**This notebook was made at the request of [Chris-san](https://www.kaggle.com/cdeotte). Thank you for the good opportunity.**

**There are two things that aren't working well.**
- **tqdm.notebook (tqdm.auto) does not work. I'm using tqdm instead.**
- **The color bar becomes transparent and cannot be seen well. Please let me know if you know how to make only the color bar solid.**

**Please try various things and have fun! I hope it helps you.**

**Oct 19th: Added uout1 distribution for test. Same distribution as train.**

This notebook is a continuation of:
- [EDA about time_step and u_out](https://www.kaggle.com/marutama/eda-about-time-step-and-u-out).
- [EDA about u_in](https://www.kaggle.com/marutama/eda-about-u-in)
- [EDA about Pressure Part 1](https://www.kaggle.com/marutama/eda-about-pressure-part-1)
- [EDA about Pressure Part 2](https://www.kaggle.com/marutama/eda-about-pressure-part-2)
- [EDA about: LSTM Feature Importance](https://www.kaggle.com/marutama/eda-about-lstm-feature-importance)
- [finetune of Tensorflow Bi-LSTM EDA about](https://www.kaggle.com/marutama/finetune-of-tensorflow-bi-lstm-eda-about) ... This notebook is for model of above LSTM Feature Importance.
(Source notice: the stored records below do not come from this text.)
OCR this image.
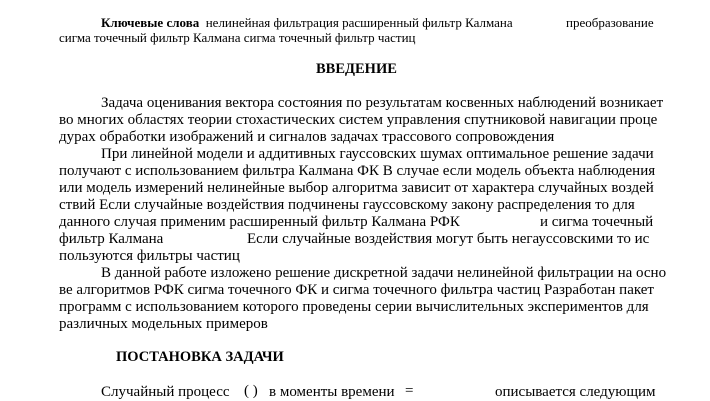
Ключевые слова нелинейная фильтрация расширенный фильтр Калмана	преобразование
сигма точечный фильтр Калмана сигма точечный фильтр частиц
ВВЕДЕНИЕ
Задача оценивания вектора состояния по результатам косвенных наблюдений возникает
во многих областях теории стохастических систем управления спутниковой навигации проце
дурах обработки изображений и сигналов задачах трассового сопровождения
При линейной модели и аддитивных гауссовских шумах оптимальное решение задачи
получают с использованием фильтра Калмана ФК В случае если модель объекта наблюдения
или модель измерений нелинейные выбор алгоритма зависит от характера случайных воздей
ствий Если случайные воздействия подчинены гауссовскому закону распределения то для
данного случая применим расширенный фильтр Калмана РФК	и сигма точечный
фильтр Калмана	Если случайные воздействия могут быть негауссовскими то ис
пользуются фильтры частиц
В данной работе изложено решение дискретной задачи нелинейной фильтрации на осно
ве алгоритмов РФК сигма точечного ФК и сигма точечного фильтра частиц Разработан пакет
программ с использованием которого проведены серии вычислительных экспериментов для
различных модельных примеров
ПОСТАНОВКА ЗАДАЧИ
Случайный процесс ( ) в моменты времени =	описывается следующим
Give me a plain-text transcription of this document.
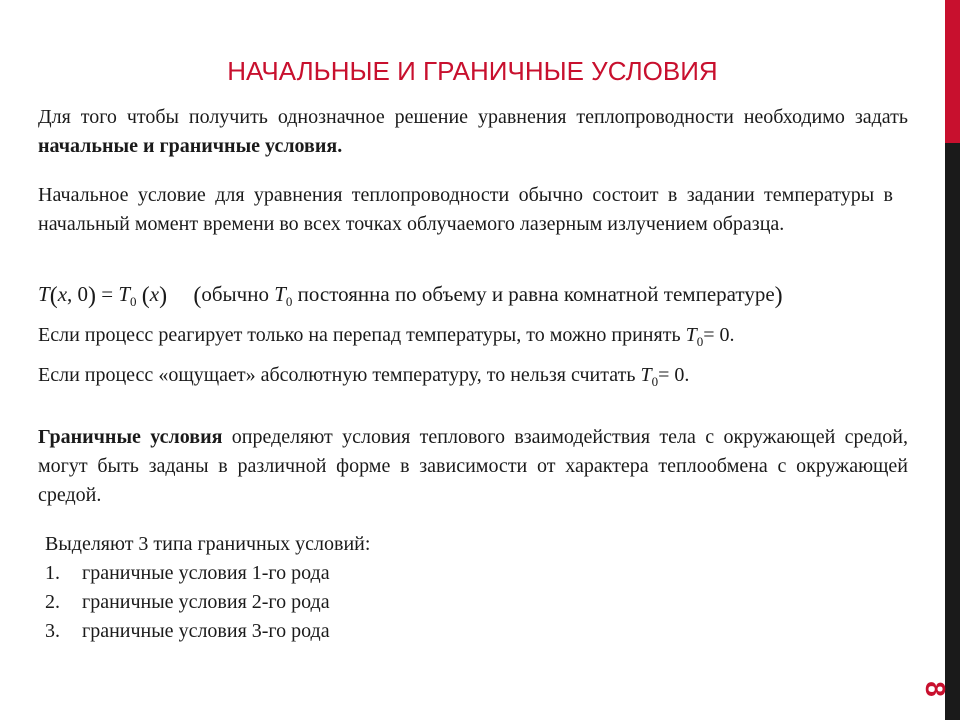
НАЧАЛЬНЫЕ И ГРАНИЧНЫЕ УСЛОВИЯ
Для того чтобы получить однозначное решение уравнения теплопроводности необходимо задать начальные и граничные условия.
Начальное условие для уравнения теплопроводности обычно состоит в задании температуры в начальный момент времени во всех точках облучаемого лазерным излучением образца.
T(x, $0) = T_0$ (x) (обычно $T_0$ постоянна по объему и равна комнатной температуре)
Если процесс реагирует только на перепад температуры, то можно принять $T_0= 0$.
Если процесс «ощущает» абсолютную температуру, то нельзя считать $T_0= 0$.
Граничные условия определяют условия теплового взаимодействия тела с окружающей средой, могут быть заданы в различной форме в зависимости от характера теплообмена с окружающей средой.
Выделяют 3 типа граничных условий:
1. граничные условия 1-го рода
2. граничные условия 2-го рода
3. граничные условия 3-го рода
8
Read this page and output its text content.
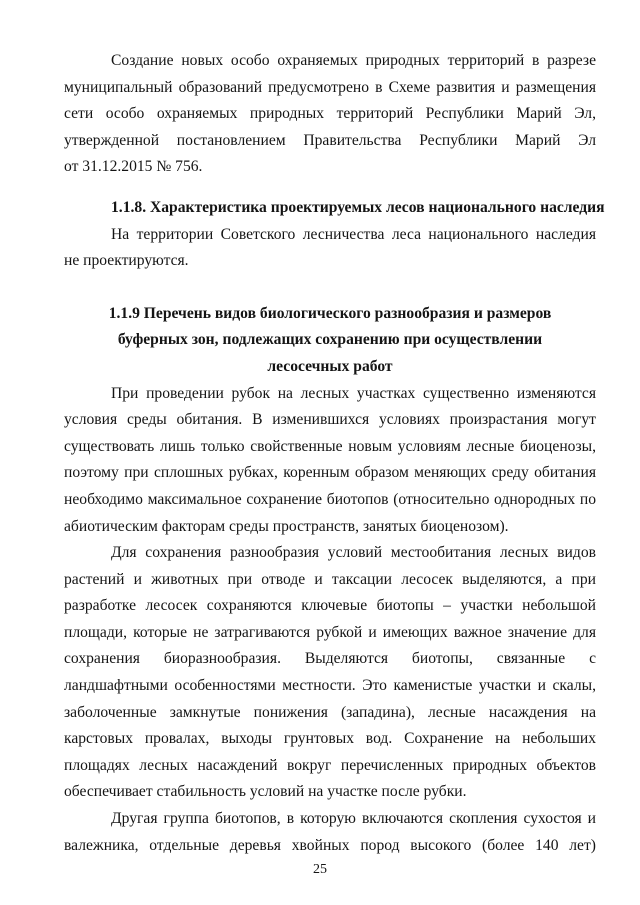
Создание новых особо охраняемых природных территорий в разрезе

муниципальный образований предусмотрено в Схеме развития и размещения

сети особо охраняемых природных территорий Республики Марий Эл,

утвержденной постановлением Правительства Республики Марий Эл

от 31.12.2015 № 756.

1.1.8. Характеристика проектируемых лесов национального наследия

На территории Советского лесничества леса национального наследия

не проектируются.

1.1.9 Перечень видов биологического разнообразия и размеров

буферных зон, подлежащих сохранению при осуществлении

лесосечных работ

При проведении рубок на лесных участках существенно изменяются

условия среды обитания. В изменившихся условиях произрастания могут

существовать лишь только свойственные новым условиям лесные биоценозы,

поэтому при сплошных рубках, коренным образом меняющих среду обитания

необходимо максимальное сохранение биотопов (относительно однородных по

абиотическим факторам среды пространств, занятых биоценозом).

Для сохранения разнообразия условий местообитания лесных видов

растений и животных при отводе и таксации лесосек выделяются, а при

разработке лесосек сохраняются ключевые биотопы – участки небольшой

площади, которые не затрагиваются рубкой и имеющих важное значение для

сохранения биоразнообразия. Выделяются биотопы, связанные с

ландшафтными особенностями местности. Это каменистые участки и скалы,

заболоченные замкнутые понижения (западина), лесные насаждения на

карстовых провалах, выходы грунтовых вод. Сохранение на небольших

площадях лесных насаждений вокруг перечисленных природных объектов

обеспечивает стабильность условий на участке после рубки.

Другая группа биотопов, в которую включаются скопления сухостоя и

валежника, отдельные деревья хвойных пород высокого (более 140 лет)

25
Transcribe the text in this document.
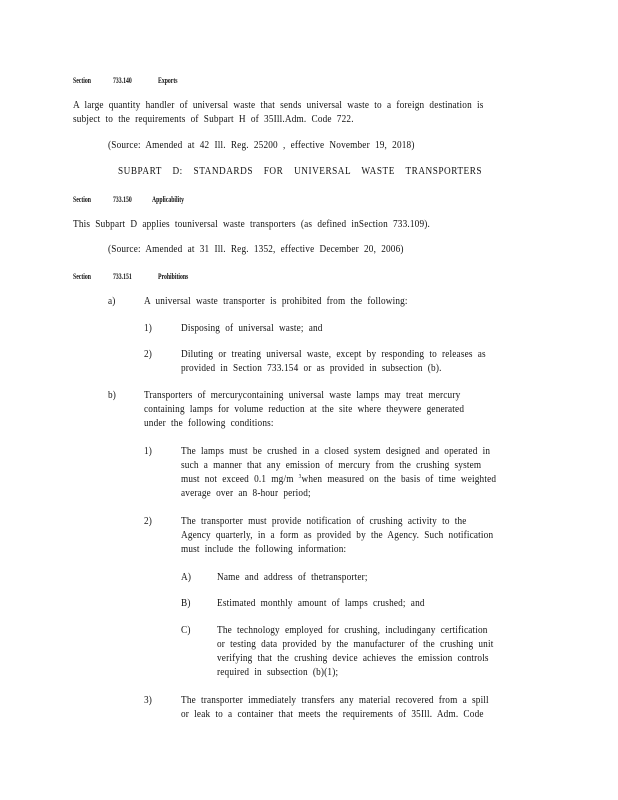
Section	733.140	Exports
A large quantity handler of universal waste that sends universal waste to a foreign destination is
subject to the requirements of Subpart H of 35Ill.Adm. Code 722.
(Source: Amended at 42 Ill. Reg. 25200 , effective November 19, 2018)
SUBPART D: STANDARDS FOR UNIVERSAL WASTE TRANSPORTERS
Section	733.150	Applicability
This Subpart D applies touniversal waste transporters (as defined inSection 733.109).
(Source: Amended at 31 Ill. Reg. 1352, effective December 20, 2006)
Section	733.151	Prohibitions
a)	A universal waste transporter is prohibited from the following:
1)	Disposing of universal waste; and
2)	Diluting or treating universal waste, except by responding to releases as
provided in Section 733.154 or as provided in subsection (b).
b)	Transporters of mercurycontaining universal waste lamps may treat mercury
containing lamps for volume reduction at the site where theywere generated
under the following conditions:
1)	The lamps must be crushed in a closed system designed and operated in
such a manner that any emission of mercury from the crushing system
must not exceed 0.1 mg/m $^3$when measured on the basis of time weighted
average over an 8-hour period;
2)	The transporter must provide notification of crushing activity to the
Agency quarterly, in a form as provided by the Agency. Such notification
must include the following information:
A) Name and address of thetransporter;
B)	Estimated monthly amount of lamps crushed; and
C)	The technology employed for crushing, includingany certification
or testing data provided by the manufacturer of the crushing unit
verifying that the crushing device achieves the emission controls
required in subsection (b)(1);
3)	The transporter immediately transfers any material recovered from a spill
or leak to a container that meets the requirements of 35Ill. Adm. Code
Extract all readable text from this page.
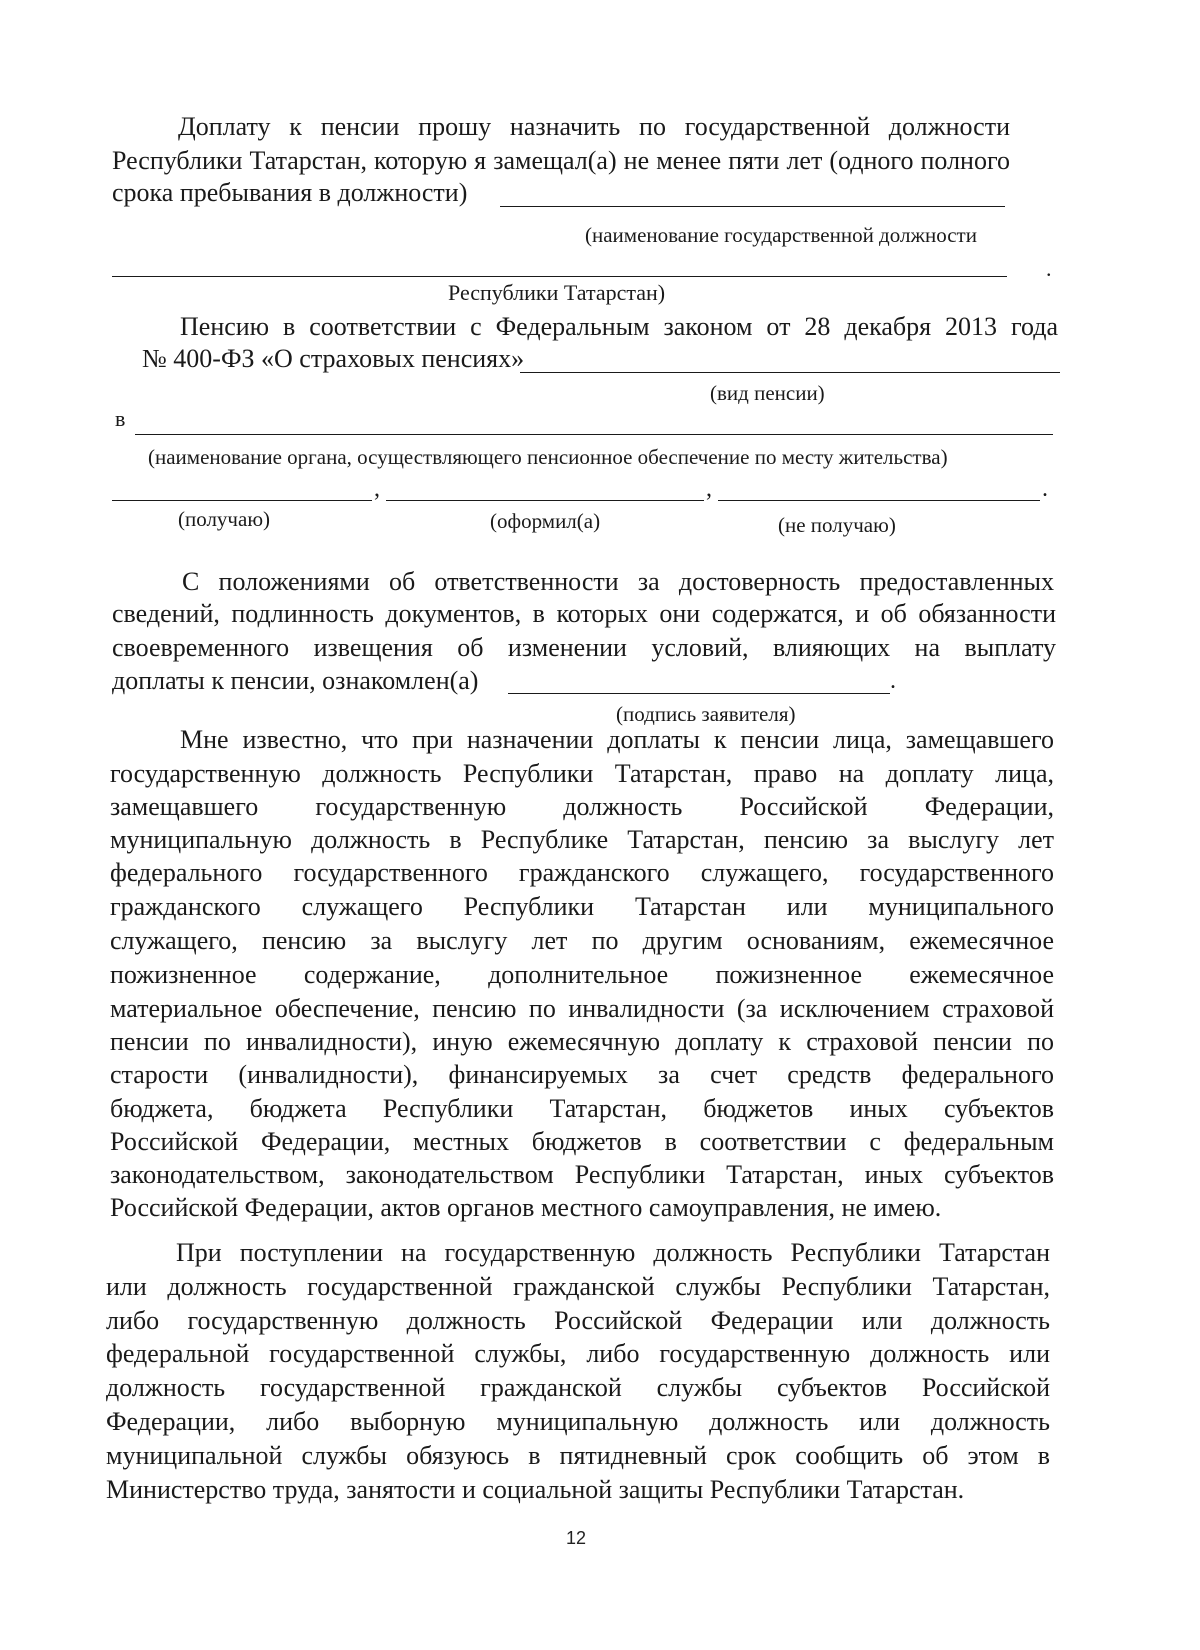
Доплату к пенсии прошу назначить по государственной должности
Республики Татарстан, которую я замещал(а) не менее пяти лет (одного полного
срока пребывания в должности)
(наименование государственной должности
.
Республики Татарстан)
Пенсию в соответствии с Федеральным законом от 28 декабря 2013 года
№ 400-ФЗ «О страховых пенсиях»
(вид пенсии)
в
(наименование органа, осуществляющего пенсионное обеспечение по месту жительства)
,	,	.
(получаю)	(оформил(а)	(не получаю)
С положениями об ответственности за достоверность предоставленных
сведений, подлинность документов, в которых они содержатся, и об обязанности
своевременного извещения об изменении условий, влияющих на выплату
доплаты к пенсии, ознакомлен(а)	.
(подпись заявителя)
Мне известно, что при назначении доплаты к пенсии лица, замещавшего
государственную должность Республики Татарстан, право на доплату лица,
замещавшего государственную должность Российской Федерации,
муниципальную должность в Республике Татарстан, пенсию за выслугу лет
федерального государственного гражданского служащего, государственного
гражданского служащего Республики Татарстан или муниципального
служащего, пенсию за выслугу лет по другим основаниям, ежемесячное
пожизненное содержание, дополнительное пожизненное ежемесячное
материальное обеспечение, пенсию по инвалидности (за исключением страховой
пенсии по инвалидности), иную ежемесячную доплату к страховой пенсии по
старости (инвалидности), финансируемых за счет средств федерального
бюджета, бюджета Республики Татарстан, бюджетов иных субъектов
Российской Федерации, местных бюджетов в соответствии с федеральным
законодательством, законодательством Республики Татарстан, иных субъектов
Российской Федерации, актов органов местного самоуправления, не имею.
При поступлении на государственную должность Республики Татарстан
или должность государственной гражданской службы Республики Татарстан,
либо государственную должность Российской Федерации или должность
федеральной государственной службы, либо государственную должность или
должность государственной гражданской службы субъектов Российской
Федерации, либо выборную муниципальную должность или должность
муниципальной службы обязуюсь в пятидневный срок сообщить об этом в
Министерство труда, занятости и социальной защиты Республики Татарстан.
12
If you find it useful, please upvote it as well.。

Chart Plot referred to [Ventilator Pressure Prediction: EDA, FE and models](https://www.kaggle.com/artgor/ventilator-pressure-prediction-eda-fe-and-models). 

For the R_C distribution part, I referred to [Ventilator Pressure simple EDA](https://www.kaggle.com/currypurin/ventilator-pressure-simple-eda).

Thank you very much.


In [None]:
import numpy as np
import pandas as pd

import matplotlib.pyplot as plt
import matplotlib.colors as mcolors
import seaborn as sns
#from tqdm.auto import tqdm  # I don't know why widget error ...
from tqdm import tqdm 

import os
for dirname, _, filenames in os.walk('/kaggle/input'):
    for filename in filenames:
        print(os.path.join(dirname, filename))

# Load CSV

In [None]:
oj = os.path.join
path = '../input/ventilator-pressure-prediction'
train = pd.read_csv(oj(path, 'train.csv'))
test  = pd.read_csv(oj(path, 'test.csv'))
sub   = pd.read_csv(oj(path, 'sample_submission.csv'))

# Add features

Groupby is slow, so I don't use it as much as possible.

In [None]:
def add_features(df):
    df['R_C'] = [f'{r:02}_{c:02}' for r, c in zip(df['R'], df['C'])]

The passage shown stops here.